Ley Uwera, comme sa collègue Esther N’sapu, a grandi avec la guerre. Les jeunes trentenaires se rendent régulièrement ensemble sur le terrain. «Travailler en tant que femme et free-lance n’est pas facile. Les gens ne sont pas habitués à voir des femmes photographes. On te traite de tout : de prostituée, de femme sans valeur, de quelqu’un acheté par les Blancs. (…) A la campagne, quand les gens voient la caméra, ils te fuient», explique Esther N’Sapu. «C’est souvent difficile de convaincre les gens d’être pris en photo. On nous demande parfois de l’argent. Je vais toujours vers eux pour leur expliquer ma démarche et leur demander l’autorisation de les prendre en photo. S’ils refusent, je laisse tomber», confirme Ley Uwera. Les deux photographes travaillent parfois avec des organisations humanitaires et partent souvent sur le terrain avec des équipes de sécurité.
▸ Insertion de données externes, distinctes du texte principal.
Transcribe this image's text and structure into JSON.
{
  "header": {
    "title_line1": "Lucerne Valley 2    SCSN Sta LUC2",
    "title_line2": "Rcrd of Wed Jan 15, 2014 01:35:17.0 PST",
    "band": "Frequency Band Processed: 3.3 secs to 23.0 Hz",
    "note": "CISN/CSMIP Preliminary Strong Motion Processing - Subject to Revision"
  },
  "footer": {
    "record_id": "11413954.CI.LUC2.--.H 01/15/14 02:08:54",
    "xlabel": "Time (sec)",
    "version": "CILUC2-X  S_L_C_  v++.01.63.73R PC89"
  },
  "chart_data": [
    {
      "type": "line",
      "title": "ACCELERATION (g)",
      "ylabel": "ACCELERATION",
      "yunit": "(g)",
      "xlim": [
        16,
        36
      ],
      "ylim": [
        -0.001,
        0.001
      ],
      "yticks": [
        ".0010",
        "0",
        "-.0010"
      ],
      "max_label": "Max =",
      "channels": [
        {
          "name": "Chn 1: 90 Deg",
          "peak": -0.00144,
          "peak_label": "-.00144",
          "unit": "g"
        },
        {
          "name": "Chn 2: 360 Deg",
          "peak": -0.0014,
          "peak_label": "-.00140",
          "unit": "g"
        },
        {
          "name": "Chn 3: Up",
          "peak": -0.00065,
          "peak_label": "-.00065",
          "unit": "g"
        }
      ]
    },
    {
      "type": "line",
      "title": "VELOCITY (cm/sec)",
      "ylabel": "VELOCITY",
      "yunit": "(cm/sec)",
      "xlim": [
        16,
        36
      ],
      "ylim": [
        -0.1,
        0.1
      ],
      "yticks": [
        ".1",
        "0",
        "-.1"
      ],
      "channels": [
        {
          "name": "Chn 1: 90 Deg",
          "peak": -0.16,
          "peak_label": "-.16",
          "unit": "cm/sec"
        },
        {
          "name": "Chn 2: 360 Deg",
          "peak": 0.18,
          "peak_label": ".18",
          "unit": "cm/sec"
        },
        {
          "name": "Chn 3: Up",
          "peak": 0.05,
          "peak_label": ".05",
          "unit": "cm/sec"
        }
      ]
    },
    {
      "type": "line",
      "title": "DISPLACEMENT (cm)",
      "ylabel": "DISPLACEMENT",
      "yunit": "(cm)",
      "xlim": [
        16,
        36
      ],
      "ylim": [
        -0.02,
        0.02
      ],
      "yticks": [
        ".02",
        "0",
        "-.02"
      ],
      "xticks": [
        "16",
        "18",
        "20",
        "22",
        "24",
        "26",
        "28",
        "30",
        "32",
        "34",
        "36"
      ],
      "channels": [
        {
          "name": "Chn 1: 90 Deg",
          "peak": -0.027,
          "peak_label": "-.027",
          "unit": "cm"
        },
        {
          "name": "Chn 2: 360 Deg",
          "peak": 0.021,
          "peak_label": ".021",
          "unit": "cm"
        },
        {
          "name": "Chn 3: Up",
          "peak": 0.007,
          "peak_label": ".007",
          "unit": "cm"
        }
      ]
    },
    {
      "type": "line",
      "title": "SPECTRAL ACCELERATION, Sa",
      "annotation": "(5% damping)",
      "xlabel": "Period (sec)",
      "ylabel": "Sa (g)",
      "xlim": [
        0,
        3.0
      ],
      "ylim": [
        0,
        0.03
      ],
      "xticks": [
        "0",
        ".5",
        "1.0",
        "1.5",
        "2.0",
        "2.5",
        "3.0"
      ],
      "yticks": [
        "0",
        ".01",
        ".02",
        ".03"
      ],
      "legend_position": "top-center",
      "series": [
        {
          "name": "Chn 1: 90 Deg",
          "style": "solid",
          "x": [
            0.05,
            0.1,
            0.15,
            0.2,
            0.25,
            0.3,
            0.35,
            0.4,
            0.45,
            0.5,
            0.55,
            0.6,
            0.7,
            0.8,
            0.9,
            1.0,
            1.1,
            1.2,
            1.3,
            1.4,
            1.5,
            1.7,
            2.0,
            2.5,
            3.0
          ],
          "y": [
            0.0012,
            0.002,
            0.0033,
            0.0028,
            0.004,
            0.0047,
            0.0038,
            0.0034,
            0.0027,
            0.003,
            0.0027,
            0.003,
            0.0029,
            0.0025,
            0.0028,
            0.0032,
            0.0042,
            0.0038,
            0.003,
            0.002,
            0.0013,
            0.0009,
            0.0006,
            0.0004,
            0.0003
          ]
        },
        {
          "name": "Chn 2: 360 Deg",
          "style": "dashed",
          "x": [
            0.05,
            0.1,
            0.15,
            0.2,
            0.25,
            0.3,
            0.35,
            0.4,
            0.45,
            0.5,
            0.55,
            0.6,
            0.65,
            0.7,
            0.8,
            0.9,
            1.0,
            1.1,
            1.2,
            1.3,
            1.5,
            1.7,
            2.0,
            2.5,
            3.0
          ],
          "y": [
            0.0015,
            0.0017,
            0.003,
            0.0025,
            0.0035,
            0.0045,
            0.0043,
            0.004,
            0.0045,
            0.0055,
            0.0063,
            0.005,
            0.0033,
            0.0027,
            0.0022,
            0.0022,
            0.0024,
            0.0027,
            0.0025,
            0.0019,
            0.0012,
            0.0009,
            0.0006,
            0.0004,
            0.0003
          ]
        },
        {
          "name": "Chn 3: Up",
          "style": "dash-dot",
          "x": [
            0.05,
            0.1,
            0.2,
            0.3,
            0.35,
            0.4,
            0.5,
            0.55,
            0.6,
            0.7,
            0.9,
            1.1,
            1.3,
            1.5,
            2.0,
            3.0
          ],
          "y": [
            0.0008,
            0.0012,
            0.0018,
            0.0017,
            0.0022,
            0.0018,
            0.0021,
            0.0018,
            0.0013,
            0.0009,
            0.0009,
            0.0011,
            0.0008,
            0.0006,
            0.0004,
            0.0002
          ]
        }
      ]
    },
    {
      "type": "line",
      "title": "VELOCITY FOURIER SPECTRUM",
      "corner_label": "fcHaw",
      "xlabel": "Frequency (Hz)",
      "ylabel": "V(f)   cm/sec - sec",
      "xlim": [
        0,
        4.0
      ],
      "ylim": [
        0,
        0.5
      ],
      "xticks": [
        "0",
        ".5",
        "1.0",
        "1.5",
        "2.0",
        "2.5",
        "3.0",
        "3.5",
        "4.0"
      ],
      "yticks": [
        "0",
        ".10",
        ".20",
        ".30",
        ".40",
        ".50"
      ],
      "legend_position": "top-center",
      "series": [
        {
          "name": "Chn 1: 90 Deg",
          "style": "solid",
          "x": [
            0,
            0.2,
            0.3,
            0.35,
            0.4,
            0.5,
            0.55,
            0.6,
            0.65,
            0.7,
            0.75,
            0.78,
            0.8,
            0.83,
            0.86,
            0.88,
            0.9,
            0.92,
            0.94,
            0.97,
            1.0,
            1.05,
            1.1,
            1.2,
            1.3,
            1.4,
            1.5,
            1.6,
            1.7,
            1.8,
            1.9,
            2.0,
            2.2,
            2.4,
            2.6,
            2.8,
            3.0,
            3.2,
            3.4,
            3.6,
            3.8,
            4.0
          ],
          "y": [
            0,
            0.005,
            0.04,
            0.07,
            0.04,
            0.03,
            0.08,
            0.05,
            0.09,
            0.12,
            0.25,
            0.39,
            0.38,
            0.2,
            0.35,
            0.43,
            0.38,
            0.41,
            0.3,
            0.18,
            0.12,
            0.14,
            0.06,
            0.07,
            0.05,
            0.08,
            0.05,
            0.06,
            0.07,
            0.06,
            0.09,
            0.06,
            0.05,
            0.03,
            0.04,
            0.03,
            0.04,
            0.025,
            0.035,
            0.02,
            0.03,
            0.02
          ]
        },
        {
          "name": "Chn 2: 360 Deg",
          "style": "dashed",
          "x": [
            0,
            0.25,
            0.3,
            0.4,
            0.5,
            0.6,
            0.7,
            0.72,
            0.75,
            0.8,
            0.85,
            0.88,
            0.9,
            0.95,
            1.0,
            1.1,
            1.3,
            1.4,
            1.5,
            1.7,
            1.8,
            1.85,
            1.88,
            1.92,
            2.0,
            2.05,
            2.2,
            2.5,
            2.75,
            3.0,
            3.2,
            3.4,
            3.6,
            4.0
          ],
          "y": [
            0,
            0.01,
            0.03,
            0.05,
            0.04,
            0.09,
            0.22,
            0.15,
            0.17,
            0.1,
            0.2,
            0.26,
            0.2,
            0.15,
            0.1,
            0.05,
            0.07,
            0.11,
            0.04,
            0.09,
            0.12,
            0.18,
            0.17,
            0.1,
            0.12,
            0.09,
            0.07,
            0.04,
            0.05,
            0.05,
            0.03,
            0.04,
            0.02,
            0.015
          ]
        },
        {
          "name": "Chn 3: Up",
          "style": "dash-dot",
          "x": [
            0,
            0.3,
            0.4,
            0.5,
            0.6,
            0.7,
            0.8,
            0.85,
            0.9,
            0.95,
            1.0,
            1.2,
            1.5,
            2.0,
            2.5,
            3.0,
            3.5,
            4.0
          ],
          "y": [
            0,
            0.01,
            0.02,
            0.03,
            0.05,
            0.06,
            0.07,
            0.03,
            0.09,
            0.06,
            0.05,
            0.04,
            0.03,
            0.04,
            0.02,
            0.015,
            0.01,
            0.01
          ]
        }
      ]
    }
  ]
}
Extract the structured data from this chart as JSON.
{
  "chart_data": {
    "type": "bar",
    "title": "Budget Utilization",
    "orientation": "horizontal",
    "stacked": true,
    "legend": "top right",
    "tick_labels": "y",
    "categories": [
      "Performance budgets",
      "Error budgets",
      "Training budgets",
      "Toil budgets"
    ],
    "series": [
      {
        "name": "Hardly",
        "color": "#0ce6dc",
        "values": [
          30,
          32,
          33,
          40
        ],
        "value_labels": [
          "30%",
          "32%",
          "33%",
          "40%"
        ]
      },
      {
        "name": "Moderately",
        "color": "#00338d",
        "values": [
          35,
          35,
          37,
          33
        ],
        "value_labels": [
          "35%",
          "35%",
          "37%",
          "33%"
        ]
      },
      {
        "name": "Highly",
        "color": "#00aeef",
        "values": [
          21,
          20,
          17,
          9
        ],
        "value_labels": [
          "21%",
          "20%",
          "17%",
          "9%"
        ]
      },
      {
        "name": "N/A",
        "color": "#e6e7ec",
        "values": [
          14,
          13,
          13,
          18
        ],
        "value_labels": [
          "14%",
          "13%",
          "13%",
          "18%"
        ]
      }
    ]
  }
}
«La réalité est cachée pour une simple raison : c’est trop dangereux d’y aller»
Car les conditions de travail sont de plus en plus compliquées et dangereuses pour les journalistes, en nous montrant une photo prise dans le massif de Masisi, dans le Nord-Kivu, Esther N’Sapu explique : «Réputée pour sa production de lait et de fromage que l’on consomme dans de nombreuses villes congolaises, cette région est aussi convoitée par des groupes armés et des groupes d’auto-défense, à cause de la mine de Rubaya. J’y ai fait un reportage en 2019, à l’époque où la région était encore un peu calme. Aujourd’hui, c’est très difficile d’y accéder à cause de la présence du M23.» «Finalement, si vous regardez cette exposition, vous verrez qu’il y a très peu de photos de morts et de massacres. Au premier étage, il y a des photos d’enfants mutilés, qui sont assez violentes, mais qui ne disent pas la réalité. La réalité, elle est occultée, elle est cachée et pour une simple raison : c’est que c’est trop dangereux d’y aller», explique Maria Malagardis, qui reçoit quotidiennement des photos et vidéos d’habitants de la région. «Quand on est journaliste, il y a une dimension assez vertigineuse d’un conflit relayé sur les groupes WhatsApp par les vidéos et les photos de citoyens ordinaires, alors que les journalistes eux-mêmes sont empêchés de le faire, même à Goma», déplore-t-elle.